Basic Concepts

This page describes basic concepts and terminology commonly used when working with Crown.

Project

A project in Crown is a folder that contains all the resources that describe your game. Resources are plain-text files (with some exceptions) identified by their relative path (to the project’s root).

You are free to organize resources in a project however you like. However, to avoid confusion it is recommended to put units in their own folder because they often consist of multiple files (e.g. a resource for a tree may consist of a tree.unit, tree.material and tree.lua files).

Resource paths and names

All paths in Crown are unix-style (forward slashes). Only canonical/normalized paths are allowed.

Resources in a project are identified by their relative path to the project’s folder, without extension.

For example, to refer to the unit named “units/player/player.unit” you will use the string “units/player/player”.

Unit and Components

Units are the fundamental building blocks in Crown. Units can be used to represent any object that exists in a game world - a character, a tree, a vehicle, a light etc.

By default, units are empty.

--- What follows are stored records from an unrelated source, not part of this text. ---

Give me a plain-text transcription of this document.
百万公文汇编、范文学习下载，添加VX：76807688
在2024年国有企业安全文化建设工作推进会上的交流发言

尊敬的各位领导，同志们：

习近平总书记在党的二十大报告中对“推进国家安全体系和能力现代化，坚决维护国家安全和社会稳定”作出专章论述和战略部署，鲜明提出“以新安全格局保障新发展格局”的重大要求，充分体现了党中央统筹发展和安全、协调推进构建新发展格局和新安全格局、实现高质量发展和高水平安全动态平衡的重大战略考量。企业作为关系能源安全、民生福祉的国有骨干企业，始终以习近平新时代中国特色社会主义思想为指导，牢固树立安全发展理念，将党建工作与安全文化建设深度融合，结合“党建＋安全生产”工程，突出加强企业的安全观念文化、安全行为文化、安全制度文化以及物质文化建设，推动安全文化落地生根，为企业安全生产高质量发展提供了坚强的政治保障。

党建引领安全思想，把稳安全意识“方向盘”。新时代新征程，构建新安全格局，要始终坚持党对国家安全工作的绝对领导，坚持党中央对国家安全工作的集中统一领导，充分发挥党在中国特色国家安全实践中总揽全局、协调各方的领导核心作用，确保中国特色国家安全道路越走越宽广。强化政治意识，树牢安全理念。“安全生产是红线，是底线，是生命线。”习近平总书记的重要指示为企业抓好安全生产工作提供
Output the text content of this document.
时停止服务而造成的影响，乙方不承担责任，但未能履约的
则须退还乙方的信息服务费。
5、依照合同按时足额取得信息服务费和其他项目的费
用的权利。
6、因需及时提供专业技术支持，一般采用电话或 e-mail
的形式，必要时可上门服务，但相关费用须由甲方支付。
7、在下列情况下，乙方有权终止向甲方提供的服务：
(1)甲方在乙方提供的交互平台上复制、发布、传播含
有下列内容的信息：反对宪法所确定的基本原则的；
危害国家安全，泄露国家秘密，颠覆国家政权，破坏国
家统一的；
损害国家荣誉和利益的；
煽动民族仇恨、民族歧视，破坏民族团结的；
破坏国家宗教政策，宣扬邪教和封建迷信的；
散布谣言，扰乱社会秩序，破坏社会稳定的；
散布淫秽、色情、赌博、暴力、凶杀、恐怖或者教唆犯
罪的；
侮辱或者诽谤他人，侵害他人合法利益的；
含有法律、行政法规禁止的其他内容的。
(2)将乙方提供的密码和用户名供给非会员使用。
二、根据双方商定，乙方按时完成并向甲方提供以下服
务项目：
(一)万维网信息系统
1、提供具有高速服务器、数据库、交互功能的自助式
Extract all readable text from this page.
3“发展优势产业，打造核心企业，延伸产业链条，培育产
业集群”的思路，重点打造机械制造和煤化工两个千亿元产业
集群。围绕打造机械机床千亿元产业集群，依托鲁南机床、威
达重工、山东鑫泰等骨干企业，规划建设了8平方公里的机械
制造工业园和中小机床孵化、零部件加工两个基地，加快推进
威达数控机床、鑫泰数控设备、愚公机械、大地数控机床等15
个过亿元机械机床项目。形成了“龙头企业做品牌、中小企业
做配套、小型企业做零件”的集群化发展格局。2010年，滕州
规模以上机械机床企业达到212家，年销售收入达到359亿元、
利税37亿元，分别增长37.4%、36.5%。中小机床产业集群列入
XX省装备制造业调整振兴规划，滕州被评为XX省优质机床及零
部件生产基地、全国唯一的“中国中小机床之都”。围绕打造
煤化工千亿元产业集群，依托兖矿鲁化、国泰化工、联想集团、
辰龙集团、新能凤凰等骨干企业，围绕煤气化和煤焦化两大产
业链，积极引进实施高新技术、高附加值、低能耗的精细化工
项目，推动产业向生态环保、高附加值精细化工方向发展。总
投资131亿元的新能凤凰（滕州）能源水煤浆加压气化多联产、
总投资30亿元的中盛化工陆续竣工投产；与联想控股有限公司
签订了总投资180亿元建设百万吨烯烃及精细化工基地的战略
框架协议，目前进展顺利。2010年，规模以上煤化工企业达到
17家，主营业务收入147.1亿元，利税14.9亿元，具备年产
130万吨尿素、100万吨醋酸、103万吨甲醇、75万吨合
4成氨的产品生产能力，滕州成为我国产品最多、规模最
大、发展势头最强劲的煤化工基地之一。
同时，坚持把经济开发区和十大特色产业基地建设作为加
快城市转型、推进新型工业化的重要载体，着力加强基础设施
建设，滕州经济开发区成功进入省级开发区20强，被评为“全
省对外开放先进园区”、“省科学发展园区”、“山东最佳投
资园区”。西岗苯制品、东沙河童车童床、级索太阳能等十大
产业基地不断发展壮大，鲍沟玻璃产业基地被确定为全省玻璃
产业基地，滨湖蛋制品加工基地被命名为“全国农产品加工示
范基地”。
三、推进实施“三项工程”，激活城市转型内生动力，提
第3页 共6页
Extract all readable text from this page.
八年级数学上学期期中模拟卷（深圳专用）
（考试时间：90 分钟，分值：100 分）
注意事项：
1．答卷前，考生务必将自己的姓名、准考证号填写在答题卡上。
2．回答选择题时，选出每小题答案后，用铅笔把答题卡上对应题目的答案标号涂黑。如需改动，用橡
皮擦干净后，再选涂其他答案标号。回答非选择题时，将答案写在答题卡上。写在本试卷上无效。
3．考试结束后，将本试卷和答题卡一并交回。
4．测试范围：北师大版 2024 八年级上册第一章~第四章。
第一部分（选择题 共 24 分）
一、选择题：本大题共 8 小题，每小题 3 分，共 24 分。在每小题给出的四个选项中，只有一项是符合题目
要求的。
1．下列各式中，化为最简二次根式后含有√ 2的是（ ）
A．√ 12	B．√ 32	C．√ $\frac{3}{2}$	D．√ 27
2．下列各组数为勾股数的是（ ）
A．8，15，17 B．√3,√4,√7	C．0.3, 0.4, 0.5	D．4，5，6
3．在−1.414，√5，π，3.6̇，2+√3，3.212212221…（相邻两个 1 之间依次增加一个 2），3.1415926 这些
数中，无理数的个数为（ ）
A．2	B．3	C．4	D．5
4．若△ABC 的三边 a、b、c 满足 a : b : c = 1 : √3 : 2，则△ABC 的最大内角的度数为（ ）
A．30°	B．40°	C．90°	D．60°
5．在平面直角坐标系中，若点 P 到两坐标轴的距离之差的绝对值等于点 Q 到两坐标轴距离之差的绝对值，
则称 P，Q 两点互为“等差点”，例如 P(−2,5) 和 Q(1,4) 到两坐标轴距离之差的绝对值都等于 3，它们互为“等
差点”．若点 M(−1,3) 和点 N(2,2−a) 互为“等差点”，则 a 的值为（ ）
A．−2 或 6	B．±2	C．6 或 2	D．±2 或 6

You add functionality to a Unit by adding Components to it. No component is mandatory, units can be just empty IDs.

Crown includes a number of predefined components, some examples are:

  • Transform - specifies a position, rotation and scale in the world

  • MeshRenderer - draws a 3D mesh

  • Actor - specifies physics properties for a collider, such as mass, filter etc.

  • Script - adds logic via a Lua script

  • Light, Camera, Fog, Bloom etc.

Components can be added or removed at any time in the editor or at runtime.

Units support parent-child relationships, allowing complex hierarchies of objects to be built from many smaller units (e.g. a car with wheels, body, lights etc.).

Unit Prefab

Units can be saved to disk as a .unit resource, creating a prefab. Other units can then reference this prefab, instantly inheriting all of its components and hierarchy. Changes to a prefab are automatically propagated to every instance of that prefab.

Unit Prefabs are created by saving existing units inside the Level Editor, or, more commonly, by importing them from a meshes or sprites.

World

A World is the runtime container that holds Units and other objects and advances the game simulation. When a World is running it:

  • updates animations/audio/particles;

  • steps physics and handles collisions;

  • dispatches logic events to script components;

  • renders the visible scene;

  • etc.

A World can be populated manually via code or automatically by loading Level resources into it.

A game always has at least one active world. Multiple worlds can exist simultaneously (for example, one for the main game and one for a UI overlay), though this is uncommon.

Level

A Level (.level resource) is a saved collection of units, sounds and other objects.

Levels are authored in the Level Editor. A world can load any number of levels at the same time, enabling complex multi-layered scenes.